A few months ago I was sitting outside of a café in Orlando, Florida. As much as anywhere, Orlando is a crossroads of the world. Watching and listening, we saw European tourists who were speaking German, French and Spanish. A large, cigar-smoking Italian sat to my right, who I learned was a chef at a restaurant down the road. To my left two young men sat, obviously a couple, drinking their beer and talking about work. The owner of the café came by – he was from Miami originally and was working hard to make a living, we learned.

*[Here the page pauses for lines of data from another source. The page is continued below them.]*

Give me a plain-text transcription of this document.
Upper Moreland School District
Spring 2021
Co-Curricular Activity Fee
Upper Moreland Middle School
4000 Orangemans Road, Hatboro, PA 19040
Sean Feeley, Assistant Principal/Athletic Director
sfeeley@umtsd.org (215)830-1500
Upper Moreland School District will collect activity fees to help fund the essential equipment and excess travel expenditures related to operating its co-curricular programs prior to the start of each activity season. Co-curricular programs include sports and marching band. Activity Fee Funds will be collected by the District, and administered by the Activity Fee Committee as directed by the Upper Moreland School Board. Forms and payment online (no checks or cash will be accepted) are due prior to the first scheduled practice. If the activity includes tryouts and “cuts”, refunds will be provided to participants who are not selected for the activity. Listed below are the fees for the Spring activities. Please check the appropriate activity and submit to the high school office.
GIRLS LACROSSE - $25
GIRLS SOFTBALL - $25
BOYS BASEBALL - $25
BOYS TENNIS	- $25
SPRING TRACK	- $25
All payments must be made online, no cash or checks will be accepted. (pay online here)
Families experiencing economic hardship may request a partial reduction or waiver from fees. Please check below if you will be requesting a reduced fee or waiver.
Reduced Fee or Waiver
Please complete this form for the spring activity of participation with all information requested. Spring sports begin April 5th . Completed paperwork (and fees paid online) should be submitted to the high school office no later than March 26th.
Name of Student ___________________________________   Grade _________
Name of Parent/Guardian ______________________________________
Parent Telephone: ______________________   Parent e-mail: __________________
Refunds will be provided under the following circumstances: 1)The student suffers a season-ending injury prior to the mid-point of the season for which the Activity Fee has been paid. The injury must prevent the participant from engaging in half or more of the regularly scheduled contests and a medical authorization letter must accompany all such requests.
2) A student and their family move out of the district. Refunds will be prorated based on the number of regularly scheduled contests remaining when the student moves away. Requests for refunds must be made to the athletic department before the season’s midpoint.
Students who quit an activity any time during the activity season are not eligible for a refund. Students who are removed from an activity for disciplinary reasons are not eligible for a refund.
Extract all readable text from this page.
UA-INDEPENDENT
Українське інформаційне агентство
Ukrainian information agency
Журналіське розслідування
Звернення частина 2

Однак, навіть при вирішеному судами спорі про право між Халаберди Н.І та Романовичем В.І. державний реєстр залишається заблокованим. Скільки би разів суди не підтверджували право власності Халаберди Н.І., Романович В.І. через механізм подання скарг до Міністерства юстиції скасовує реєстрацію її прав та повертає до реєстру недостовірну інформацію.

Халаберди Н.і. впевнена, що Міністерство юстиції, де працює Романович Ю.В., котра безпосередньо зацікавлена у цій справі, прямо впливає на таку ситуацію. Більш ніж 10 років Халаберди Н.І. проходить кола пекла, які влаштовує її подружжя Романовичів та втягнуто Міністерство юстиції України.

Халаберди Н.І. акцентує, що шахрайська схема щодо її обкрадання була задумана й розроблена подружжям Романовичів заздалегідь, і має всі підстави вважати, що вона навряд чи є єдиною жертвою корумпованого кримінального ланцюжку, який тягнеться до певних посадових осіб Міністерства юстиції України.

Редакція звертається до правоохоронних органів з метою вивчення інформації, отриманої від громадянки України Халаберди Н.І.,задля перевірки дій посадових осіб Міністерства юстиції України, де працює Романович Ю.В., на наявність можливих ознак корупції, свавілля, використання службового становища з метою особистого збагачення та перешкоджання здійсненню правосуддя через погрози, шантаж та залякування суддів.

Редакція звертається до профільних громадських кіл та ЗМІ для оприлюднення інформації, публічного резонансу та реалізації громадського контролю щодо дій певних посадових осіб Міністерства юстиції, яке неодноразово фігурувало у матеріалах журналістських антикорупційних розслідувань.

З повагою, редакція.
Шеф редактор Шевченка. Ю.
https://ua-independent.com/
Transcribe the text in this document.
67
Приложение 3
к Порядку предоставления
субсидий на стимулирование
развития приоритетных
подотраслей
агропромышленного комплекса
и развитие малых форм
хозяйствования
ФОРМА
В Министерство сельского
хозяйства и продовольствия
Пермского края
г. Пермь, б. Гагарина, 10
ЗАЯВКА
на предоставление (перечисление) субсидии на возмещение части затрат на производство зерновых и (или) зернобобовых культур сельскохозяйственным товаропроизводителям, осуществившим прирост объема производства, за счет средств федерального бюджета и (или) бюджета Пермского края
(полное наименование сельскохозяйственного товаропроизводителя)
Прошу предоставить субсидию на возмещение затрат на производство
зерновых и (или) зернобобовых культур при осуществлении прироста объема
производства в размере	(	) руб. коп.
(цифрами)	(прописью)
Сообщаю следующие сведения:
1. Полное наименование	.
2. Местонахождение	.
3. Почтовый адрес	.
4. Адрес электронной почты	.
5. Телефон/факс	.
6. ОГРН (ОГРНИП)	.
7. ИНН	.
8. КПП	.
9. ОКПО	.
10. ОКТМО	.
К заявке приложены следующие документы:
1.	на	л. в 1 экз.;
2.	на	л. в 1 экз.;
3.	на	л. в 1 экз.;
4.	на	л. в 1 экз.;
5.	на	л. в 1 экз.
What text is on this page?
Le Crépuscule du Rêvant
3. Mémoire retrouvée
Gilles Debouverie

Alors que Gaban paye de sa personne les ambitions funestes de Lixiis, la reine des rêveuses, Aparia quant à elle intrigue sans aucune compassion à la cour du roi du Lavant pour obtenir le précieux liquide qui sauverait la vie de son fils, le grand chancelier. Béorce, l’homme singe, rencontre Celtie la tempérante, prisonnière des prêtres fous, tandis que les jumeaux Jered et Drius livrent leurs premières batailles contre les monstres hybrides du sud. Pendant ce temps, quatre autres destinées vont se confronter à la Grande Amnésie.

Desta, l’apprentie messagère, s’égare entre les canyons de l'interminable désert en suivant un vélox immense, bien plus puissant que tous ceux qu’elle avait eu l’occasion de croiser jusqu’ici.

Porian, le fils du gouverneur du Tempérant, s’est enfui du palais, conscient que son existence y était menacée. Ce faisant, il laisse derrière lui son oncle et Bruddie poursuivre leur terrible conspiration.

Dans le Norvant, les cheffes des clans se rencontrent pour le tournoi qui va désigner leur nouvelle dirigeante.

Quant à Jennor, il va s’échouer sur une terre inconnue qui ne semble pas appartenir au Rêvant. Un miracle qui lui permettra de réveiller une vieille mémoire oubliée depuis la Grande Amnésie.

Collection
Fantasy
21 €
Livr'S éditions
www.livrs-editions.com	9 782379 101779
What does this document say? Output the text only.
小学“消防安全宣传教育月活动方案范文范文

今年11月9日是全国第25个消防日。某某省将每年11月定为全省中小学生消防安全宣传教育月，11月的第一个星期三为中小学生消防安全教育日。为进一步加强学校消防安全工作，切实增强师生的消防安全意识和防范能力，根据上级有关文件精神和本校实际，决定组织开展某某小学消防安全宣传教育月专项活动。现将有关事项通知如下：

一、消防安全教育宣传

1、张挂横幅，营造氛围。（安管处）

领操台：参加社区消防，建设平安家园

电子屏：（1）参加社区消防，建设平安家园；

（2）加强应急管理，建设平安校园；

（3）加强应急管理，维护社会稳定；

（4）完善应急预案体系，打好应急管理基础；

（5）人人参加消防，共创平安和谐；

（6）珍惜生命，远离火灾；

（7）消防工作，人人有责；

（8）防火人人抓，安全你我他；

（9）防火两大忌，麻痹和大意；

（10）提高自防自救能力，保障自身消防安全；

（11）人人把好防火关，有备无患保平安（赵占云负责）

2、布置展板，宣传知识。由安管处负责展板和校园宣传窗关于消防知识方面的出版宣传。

People were getting off of the airport shuttles in droves, wearing everything from Mardi Gras beads and rainbow wigs to pinstripe suits and night gowns. There were young families and couples, drag queens and hookers, cops and business men, diners and shoppers, users and pushers, Mickey Mouse, and at least two preachers – all together in the same place. I thought for a moment: “I know what all these people have in common. I have probably never said anything in twenty years of speaking from church pulpits that matters to any of them. They don’t care what we have to say.”

In the world in which we now live, where everything and everybody is so different than the Christian world that incubated and shaped us, how do we say anything that matters to those who do not know or follow Christ? One of Soren Kierkegaard’s legendary parables begins: “It happened that a fire broke out backstage at a theater.” Kierkegaard goes on to explain how the fire spread quickly and threatened to consume the entire building.

One of the actors backstage at the theater that evening was a clown, and it fell upon him to go onto the stage and warn the public of the danger. He stepped onto the stage, dressed as he was, and the crowd began to laugh and applaud. He stopped them and gave his warning: “You are in great danger! Run for your life!” They laughed all the more. He repeated his warning, even more forcefully this time. The crowd laughed and shouted even louder. On and on this went, the clown growing more and more passionate and the crown more and more entertained. They did not take him seriously. “But after all,” Kierkegaard says, “he was only a clown.”

Why are we as Christians not taken seriously when we speak? Maybe it is because it doesn’t matter what we say as much as it matters more how we live, and who we are? Then, and only then, will we have anything to say that is honest, credible, or effective to the society that surrounds us. It is a worn out cliché, but there remains some truth in it: People don’t care about what you know until they know how much you care. What matters at the end of the day, at the end of our careers, at the end of whatever time God gives us – what matters is that we cared, and cared deeply, for the people who crossed our paths and that we served them as Christ served us.

Taking a truly compassionate approach, where we see people as people – living, breathing, laughing, crying, struggling but priceless creations in the image of God – and not as statistics or votes or sales or dollars in the coffers or names on the roll or notches in our gun or people who will agree or oppose us – this will infuse the church with credibility and integrity so needed in the world today.